After going more than a year without racing, Lamperti got off to a strong start this season, winning a stage of the Tour D’Eure-et-Loir, in France, in mid-May. After a solid performance in the 10-day, under-23 version of the Giro D’Italia, he flew to Tennessee, for the US. national championships.

With the elite men’s criterium Friday evening, Lamperti went for a spin that morning, and was encouraged by two things: his legs felt great — no residual fatigue from the race in Italy. And it wasn’t humid. For Lamperti, riding in humidity is like riding at altitude. It takes him awhile to adjust.

The big dogs in the discipline of criterium — repeated circuits of a fixed course that’s usually about a mile — are the members of a team called Legion of Los Angeles. With half-dozen riders in the national championship, including two of the fastest sprinters in the country, Legion was a solid favorite to produce Friday’s winner. But the racing was hectic, and in the final laps, Legion was unable to hold its usual place at the front — supplanted by, among others, Bassetti of Elevate-Webiplex.

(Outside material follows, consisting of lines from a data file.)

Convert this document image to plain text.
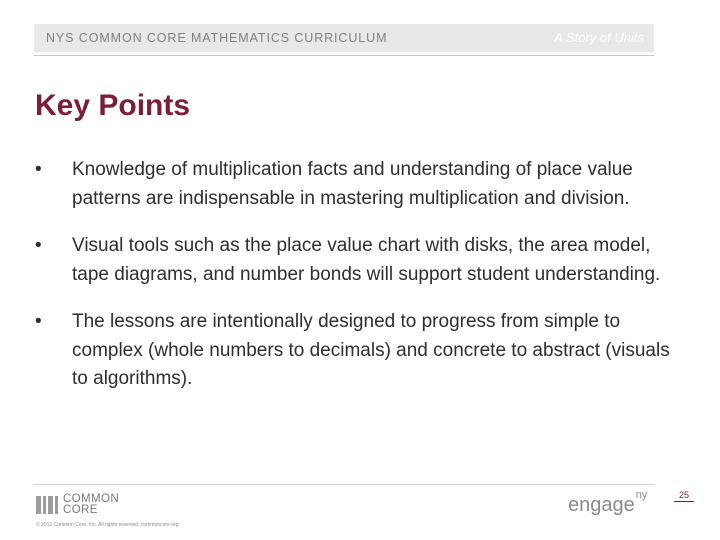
NYS COMMON CORE MATHEMATICS CURRICULUM	A Story of Units
Key Points
•	Knowledge of multiplication facts and understanding of place value patterns are indispensable in mastering multiplication and division.
•	Visual tools such as the place value chart with disks, the area model, tape diagrams, and number bonds will support student understanding.
•	The lessons are intentionally designed to progress from simple to complex (whole numbers to decimals) and concrete to abstract (visuals to algorithms).
COMMON
CORE
© 2012 Common Core, Inc. All rights reserved. commoncore.org
engage$^{ny}$	25
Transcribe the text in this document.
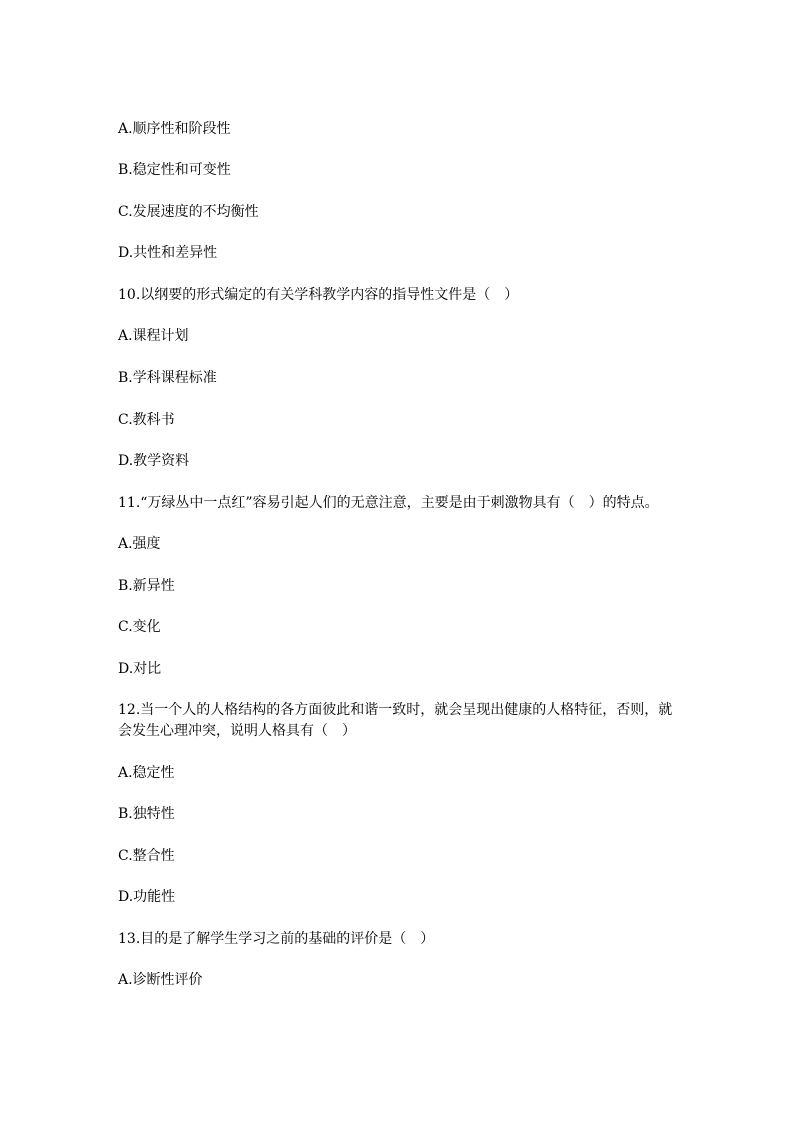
A.顺序性和阶段性
B.稳定性和可变性
C.发展速度的不均衡性
D.共性和差异性
10.以纲要的形式编定的有关学科教学内容的指导性文件是（　）
A.课程计划
B.学科课程标准
C.教科书
D.教学资料
11.“万绿丛中一点红”容易引起人们的无意注意，主要是由于刺激物具有（　）的特点。
A.强度
B.新异性
C.变化
D.对比
12.当一个人的人格结构的各方面彼此和谐一致时，就会呈现出健康的人格特征，否则，就会发生心理冲突，说明人格具有（　）
A.稳定性
B.独特性
C.整合性
D.功能性
13.目的是了解学生学习之前的基础的评价是（　）
A.诊断性评价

Lurking just behind was Lamperti. Going into the penultimate corner, the 18-year-old swung wide, setting up a pass. On his right, a pair of riders crashed into the barriers. Swerving to avoid them, Lamperti glued himself to Bassetti’s back wheel, then, following the final turn, “went full gas” to the line, earning his eighth, and most meaningful, national title.

“It’s pretty heartbreaking to get second place in national championships, again,” Bassetti told Cyclingnews. “Luke just rolled us out of the corner.

“I’ve been riding with Luke since he was just a little kid and it’s super special to be on the podium with him. He’s going to go on to be a very good bike racer.”

Charameda was delighted for both riders.

“Sonoma County’s kicking ass,” she declared.